Poster by Kate Sianos

NARROW MARGIN PRESENTS

Two films by Rita Azevedo Gomes

Light Industry

Brooklyn, NYAPRIL 14, 2026
PROGRAM

A Conquista de Faro

2005

dir. Rita Azevedo Gomes

7PM Introduced by Benjamin Crais

Altar

2002

dir. Rita Azevedo Gomes

We extend our gratitude towards Thomas Beard and Ed Halter
PROGRAM NOTES

In conjunction with the release of Narrow Margin’s third issue, its editors will present two films by Rita Azevedo Gomes: Altar preceded by the short The Conquest of Faro. Narrow Margin #3 is devoted to Azevedo Gomes and Larry Cohen. It features original criticism, the first English-language translations of important texts on both filmmakers, a roundtable on Cohen’s The Ambulance (1990), and a new interview with Azevedo Gomes.
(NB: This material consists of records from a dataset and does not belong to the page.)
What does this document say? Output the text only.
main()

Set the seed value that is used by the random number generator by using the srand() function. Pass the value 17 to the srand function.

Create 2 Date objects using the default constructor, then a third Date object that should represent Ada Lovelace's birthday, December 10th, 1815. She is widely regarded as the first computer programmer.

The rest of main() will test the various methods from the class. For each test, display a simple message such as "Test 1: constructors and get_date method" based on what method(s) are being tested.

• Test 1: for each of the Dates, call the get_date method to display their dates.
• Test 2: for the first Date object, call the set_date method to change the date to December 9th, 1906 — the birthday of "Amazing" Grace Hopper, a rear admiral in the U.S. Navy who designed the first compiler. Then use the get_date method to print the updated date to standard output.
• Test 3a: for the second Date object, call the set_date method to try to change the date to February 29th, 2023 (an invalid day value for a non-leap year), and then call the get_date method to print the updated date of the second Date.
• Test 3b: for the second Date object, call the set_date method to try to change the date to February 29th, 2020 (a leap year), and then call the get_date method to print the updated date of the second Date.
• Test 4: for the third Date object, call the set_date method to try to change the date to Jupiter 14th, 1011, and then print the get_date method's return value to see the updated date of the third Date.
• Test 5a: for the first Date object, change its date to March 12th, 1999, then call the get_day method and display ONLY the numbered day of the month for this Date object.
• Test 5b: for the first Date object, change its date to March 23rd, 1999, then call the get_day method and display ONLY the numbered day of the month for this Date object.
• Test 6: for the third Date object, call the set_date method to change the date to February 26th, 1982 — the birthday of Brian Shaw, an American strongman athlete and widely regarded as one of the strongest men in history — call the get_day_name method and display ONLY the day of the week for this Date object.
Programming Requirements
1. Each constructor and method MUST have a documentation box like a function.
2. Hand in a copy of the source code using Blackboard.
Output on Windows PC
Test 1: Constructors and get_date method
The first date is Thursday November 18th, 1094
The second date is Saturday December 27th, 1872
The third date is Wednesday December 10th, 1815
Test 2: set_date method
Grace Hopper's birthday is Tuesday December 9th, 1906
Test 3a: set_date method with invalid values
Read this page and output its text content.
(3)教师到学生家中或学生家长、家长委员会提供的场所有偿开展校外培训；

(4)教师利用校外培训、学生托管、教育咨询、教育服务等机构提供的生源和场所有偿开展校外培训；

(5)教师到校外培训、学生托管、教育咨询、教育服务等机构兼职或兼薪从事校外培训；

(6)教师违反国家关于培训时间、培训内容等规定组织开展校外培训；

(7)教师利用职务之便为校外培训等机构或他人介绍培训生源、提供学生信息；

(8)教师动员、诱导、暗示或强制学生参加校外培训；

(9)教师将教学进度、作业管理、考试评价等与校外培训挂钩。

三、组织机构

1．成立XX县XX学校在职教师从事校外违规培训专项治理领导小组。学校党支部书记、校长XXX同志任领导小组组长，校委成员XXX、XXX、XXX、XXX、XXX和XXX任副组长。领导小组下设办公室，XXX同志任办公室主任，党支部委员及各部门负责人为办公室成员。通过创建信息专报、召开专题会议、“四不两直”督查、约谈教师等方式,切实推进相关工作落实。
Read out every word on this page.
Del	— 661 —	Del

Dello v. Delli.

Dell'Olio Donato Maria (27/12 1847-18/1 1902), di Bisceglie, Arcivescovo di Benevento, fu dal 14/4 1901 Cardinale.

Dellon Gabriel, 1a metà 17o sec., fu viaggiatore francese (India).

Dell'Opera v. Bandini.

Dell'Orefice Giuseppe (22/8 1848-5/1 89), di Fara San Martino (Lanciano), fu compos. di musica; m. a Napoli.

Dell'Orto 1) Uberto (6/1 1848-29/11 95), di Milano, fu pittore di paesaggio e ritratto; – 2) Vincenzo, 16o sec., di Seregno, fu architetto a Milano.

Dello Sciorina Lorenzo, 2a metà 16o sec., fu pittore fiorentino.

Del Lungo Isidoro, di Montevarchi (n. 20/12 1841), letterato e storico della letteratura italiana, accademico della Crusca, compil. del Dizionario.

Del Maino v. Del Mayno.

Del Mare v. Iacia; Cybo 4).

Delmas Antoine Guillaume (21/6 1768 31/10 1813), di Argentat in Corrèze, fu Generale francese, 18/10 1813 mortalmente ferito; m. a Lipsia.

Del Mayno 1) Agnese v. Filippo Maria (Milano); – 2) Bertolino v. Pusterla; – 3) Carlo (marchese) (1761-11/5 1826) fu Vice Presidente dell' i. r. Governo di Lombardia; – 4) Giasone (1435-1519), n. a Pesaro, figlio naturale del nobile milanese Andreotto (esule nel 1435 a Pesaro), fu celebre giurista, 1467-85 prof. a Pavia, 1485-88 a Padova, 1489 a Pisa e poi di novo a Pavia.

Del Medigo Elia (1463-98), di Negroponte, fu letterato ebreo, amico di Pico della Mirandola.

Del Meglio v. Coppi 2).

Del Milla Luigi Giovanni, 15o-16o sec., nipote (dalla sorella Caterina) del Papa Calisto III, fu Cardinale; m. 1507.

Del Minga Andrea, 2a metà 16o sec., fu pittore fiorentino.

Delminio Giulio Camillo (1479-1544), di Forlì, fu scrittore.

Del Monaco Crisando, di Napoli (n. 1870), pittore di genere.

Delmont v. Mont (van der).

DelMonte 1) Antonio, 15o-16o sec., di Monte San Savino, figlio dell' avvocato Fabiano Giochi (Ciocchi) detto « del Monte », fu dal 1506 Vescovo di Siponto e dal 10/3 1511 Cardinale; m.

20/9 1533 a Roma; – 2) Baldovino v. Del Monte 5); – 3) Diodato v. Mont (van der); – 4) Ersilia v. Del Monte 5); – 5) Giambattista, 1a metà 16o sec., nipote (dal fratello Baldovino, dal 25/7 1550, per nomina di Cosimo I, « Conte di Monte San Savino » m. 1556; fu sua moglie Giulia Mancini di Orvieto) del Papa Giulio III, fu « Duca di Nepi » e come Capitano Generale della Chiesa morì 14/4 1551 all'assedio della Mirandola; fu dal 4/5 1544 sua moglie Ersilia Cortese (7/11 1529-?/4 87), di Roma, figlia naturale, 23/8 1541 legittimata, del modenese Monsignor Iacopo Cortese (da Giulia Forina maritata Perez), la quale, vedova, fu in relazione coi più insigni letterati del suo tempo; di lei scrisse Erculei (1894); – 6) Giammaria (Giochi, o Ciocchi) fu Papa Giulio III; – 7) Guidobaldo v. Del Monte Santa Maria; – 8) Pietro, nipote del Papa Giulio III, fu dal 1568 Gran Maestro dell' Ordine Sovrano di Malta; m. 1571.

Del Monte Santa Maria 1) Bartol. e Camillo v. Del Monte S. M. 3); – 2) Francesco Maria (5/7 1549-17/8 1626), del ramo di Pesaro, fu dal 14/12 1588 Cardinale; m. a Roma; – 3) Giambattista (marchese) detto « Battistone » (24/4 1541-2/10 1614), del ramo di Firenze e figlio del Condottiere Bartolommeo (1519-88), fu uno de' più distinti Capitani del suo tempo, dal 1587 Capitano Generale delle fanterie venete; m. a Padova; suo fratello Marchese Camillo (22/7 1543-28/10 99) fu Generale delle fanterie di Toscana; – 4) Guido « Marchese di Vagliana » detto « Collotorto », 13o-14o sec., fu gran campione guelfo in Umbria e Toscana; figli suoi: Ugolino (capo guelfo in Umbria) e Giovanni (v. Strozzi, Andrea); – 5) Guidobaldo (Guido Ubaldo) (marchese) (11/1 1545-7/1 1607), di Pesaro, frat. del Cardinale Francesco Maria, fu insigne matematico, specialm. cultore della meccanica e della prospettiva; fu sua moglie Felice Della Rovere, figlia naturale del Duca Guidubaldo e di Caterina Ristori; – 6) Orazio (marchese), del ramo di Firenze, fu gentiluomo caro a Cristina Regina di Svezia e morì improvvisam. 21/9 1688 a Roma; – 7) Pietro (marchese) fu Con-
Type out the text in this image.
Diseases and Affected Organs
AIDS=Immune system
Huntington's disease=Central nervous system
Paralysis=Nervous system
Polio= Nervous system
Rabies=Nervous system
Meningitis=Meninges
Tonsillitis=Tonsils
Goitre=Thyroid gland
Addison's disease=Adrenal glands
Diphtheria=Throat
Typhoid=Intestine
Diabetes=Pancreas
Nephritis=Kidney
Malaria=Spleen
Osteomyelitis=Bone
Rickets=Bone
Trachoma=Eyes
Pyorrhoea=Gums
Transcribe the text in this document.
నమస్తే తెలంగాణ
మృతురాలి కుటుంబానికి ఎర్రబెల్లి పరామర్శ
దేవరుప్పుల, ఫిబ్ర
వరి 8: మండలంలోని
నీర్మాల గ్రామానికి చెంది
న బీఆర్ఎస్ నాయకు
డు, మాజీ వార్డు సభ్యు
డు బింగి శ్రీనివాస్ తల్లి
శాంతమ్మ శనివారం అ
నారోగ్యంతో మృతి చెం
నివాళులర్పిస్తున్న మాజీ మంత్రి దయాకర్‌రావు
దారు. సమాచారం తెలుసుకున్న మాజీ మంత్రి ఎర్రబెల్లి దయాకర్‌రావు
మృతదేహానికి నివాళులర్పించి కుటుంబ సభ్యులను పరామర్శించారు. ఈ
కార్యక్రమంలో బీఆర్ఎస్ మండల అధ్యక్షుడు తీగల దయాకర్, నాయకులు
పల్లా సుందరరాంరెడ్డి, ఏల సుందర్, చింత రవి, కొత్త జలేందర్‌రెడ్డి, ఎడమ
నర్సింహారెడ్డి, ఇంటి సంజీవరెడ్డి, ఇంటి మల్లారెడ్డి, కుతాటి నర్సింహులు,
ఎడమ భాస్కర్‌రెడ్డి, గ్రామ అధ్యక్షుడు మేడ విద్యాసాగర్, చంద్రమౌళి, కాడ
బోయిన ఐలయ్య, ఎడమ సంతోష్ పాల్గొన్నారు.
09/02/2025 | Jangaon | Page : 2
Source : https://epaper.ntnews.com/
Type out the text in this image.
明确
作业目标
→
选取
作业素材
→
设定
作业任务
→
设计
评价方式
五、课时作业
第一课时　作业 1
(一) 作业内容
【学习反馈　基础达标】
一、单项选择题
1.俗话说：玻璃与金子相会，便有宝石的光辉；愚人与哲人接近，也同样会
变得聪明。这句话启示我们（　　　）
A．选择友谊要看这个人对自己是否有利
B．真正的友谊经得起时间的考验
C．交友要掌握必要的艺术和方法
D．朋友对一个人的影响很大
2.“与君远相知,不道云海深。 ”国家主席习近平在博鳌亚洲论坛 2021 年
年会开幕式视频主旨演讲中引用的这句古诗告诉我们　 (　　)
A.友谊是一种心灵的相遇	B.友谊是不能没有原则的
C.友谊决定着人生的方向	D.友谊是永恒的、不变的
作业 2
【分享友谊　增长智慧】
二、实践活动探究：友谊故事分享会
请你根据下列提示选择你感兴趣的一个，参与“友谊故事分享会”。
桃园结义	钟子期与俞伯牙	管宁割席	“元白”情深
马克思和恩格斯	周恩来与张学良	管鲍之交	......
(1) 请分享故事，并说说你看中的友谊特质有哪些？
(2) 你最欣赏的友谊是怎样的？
Originally trained as a painter, Rita Azevedo Gomes worked in various capacities in the Portuguese film world before making her feature debut with The Sound of the Shaking Earth (1990). Her films are distinguished by their remarkably free, collage-like method of adaptation, their probing interest in cinema’s place in the broader history of the arts, and their attentiveness to the specific aesthetic capacities of different cinematic media, from film to video to digital. This program consists of two films made at an early, pivotal moment in her ongoing career. A commissioned short produced by Paulo Rocha and the first of Azevedo Gomes’ many collaborations with actress Rita Durão, The Conquest of Faro begins with the chance encounter between two couples at a hotel restaurant. As one of the men, a professor, regales the table with a story about the city’s capture, the four figures are transposed into the historical drama as its characters. Looking backwards to Azevedo Gomes’ apprenticeship under Manoel de Oliveira and forwards to A Woman’s Revenge (2012), Faro develops her engagement with the liaison of cinema and theater before taking a sharp left turn—an unforgettable long take set to Janis Joplin.

Azevedo Gomes’ most formally experimental work, Altar was made soon after Fragile as the World (2001), a film released over a decade after her feature debut. Shot on Hi8 for little money with “things that were around” and a crew credited collectively alongside Azevedo Gomes as its filmmakers, Altar is a cinematic palimpsest. Its throughline is the reminiscence of an old, widowed playwright (René Gouzene) who recalls an enigmatic boyhood encounter with Madeleine, the woman who engendered his first feelings of romantic love. Altar’s form prismatically refracts this experience across its seventy-five minutes, layering motifs and textures in a tidal rhythm. Certain totemic images (a woman’s hand, a rose held out) oneirically surface in advance of their mention in the story; fragments of paintings, music, and poems reverberate as the memory’s obscure echoes. Throughout, the reflection of a woman (Patrícia Saramago) is glimpsed in windowpanes and dirty mirrors. She seems at once the fantasized figure of René’s melancholic remembrance and something of the woman herself in the grip of a secret emotion. An altar for an unrepeatable, long-past encounter, Azevedo Gomes’ film dwells on the singularity of the image that remains and its ultimate, irreducible muteness.